ToxSci Advance Access originally published online on March 28, 2006
Toxicological Sciences 2006 91(2):550-556; doi:10.1093/toxsci/kfj178
| ||||||||||||||||||||||||||||||||||||||||||||||||||||||||||||||||||||||
Radiation Exposure Impairs Luteinizing Hormone Signal Transduction and Steroidogenesis in Cultured Human Leydig Cells
* Department of Endocrinology, Dr. ALM PG Institute of Basic Medical Sciences, University of Madras, Taramani, Chennai-600 113, Tamil Nadu, India; Department of Urology, Madras Medical College and Hospital, Chennai-600 002, Tamil Nadu, India; and Department of Radiation Oncology, Government General Hospital, Chennai-600 014, Tamil Nadu, India
Received August 24, 2005; accepted October 7, 2005
Therapeutic, accidental, and experimental radiation exposures decreased serum testosterone in males, leading to various sexual problems. Since testicular Leydig cells are the predominant source of circulating testosterone, findings on the direct effects of radiation on Leydig cell steroidogenesis and the mechanism behind such effects would be of greater importance to the use of safer radiation doses in cancer therapy and to adopt preventive or therapeutic measures to alleviate postirradiation lesions, respectively. Therefore, this study was undertaken to explore the same using cultured human Leydig cells. Testicles removed from advanced prostatic carcinoma patients were used for isolation and purification of Leydig cells. Purified Leydig cells were cultured and then exposed to different doses (2, 4, 6, 8, and 10 Gy) of fractioned gamma radiation. Normal and irradiated cells were used for luteinizing hormone (LH) receptor quantification or total RNA isolation to study LH receptor mRNA expression or LH/cyclic AMP (cAMP) stimulation test.
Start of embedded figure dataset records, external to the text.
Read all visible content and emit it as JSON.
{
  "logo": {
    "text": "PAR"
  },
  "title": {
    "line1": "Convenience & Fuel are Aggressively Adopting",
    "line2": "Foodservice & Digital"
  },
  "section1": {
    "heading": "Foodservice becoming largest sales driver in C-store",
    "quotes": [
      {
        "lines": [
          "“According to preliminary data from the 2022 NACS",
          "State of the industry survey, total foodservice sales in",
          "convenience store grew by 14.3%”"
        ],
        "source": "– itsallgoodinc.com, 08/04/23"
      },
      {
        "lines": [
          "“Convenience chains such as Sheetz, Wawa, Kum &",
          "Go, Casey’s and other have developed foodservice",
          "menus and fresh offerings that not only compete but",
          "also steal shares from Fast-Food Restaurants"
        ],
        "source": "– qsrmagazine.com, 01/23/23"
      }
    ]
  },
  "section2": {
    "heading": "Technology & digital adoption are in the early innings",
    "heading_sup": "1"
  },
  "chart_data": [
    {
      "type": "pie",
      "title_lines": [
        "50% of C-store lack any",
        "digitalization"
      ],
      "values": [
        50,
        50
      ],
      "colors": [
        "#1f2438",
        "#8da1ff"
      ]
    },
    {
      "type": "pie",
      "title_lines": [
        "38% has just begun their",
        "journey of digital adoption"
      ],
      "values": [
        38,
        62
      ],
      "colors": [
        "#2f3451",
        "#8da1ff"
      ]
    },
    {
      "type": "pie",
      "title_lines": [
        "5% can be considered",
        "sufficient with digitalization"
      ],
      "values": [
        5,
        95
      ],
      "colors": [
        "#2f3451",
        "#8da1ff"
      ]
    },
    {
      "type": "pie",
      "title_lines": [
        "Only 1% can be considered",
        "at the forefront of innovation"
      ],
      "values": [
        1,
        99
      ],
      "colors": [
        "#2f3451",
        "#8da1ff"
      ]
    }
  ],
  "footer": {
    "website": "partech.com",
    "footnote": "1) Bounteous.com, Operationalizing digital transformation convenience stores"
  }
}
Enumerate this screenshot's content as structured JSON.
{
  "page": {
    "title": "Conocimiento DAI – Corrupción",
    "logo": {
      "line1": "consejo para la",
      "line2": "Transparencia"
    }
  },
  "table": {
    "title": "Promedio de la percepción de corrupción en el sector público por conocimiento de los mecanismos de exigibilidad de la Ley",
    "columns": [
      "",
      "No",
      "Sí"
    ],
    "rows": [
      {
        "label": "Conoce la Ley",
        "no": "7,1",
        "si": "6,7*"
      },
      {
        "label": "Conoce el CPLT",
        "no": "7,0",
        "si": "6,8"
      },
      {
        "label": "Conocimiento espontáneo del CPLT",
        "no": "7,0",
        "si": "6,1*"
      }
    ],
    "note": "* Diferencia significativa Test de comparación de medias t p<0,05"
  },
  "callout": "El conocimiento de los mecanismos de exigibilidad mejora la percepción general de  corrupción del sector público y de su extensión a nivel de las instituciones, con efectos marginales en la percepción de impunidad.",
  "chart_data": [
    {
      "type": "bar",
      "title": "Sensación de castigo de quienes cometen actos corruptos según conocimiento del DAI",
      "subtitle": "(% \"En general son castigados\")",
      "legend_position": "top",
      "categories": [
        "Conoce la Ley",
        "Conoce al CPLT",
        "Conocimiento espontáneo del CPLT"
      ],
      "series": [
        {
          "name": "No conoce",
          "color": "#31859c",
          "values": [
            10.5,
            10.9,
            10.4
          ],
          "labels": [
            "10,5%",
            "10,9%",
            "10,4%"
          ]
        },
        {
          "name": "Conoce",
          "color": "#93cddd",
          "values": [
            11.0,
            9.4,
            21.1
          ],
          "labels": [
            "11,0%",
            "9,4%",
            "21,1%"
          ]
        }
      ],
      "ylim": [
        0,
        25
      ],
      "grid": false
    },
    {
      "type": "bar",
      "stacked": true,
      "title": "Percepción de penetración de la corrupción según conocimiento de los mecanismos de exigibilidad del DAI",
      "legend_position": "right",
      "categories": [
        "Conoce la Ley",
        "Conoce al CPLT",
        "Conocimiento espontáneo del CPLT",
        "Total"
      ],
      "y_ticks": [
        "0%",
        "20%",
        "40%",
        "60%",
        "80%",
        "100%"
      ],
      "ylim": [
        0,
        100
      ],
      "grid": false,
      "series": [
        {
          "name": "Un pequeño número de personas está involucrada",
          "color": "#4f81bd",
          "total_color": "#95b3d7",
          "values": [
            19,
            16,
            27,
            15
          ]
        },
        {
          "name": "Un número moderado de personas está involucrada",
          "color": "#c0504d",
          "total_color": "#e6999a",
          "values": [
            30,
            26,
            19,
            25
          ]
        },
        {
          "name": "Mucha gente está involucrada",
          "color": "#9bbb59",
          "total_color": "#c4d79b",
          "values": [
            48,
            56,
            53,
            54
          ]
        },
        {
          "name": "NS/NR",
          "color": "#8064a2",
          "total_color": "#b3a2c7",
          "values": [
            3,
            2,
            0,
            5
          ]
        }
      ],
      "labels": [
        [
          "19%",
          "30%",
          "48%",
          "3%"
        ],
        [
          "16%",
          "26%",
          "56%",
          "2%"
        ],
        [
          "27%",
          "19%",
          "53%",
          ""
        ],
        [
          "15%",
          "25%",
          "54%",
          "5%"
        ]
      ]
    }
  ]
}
While LH-stimulated cells were used for cAMP assay, LH- and cAMP-stimulated cells were used for the estimation of steroidogenic enzymes, testosterone and estradiol production. Radiation exposure caused adverse effects on Leydig cell steroidogenesis in a dose-dependent manner. While lower doses (2 and 4 Gy) were ineffective, higher doses (6 Gy and above) drastically decreased LH receptor, basal and LH-stimulated cAMP generation, and basal, LH-, and cAMP-stimulated steroidogenesis. While 2 Gy of radiation exposure increased the LH receptor mRNA level, other doses did not induce any significant change. Therefore, it is concluded that higher doses of radiation impair Leydig cell steroidogenesis by affecting LH signal transduction at the level of both pre- and post-cAMP generation. Decreased level of LH receptors following higher doses of radiation exposure is not coupled with impaired expression of its mRNA.
Key Words: gamma radiation; human Leydig cell; LH signaling; LH receptor expression; steroidogenesis.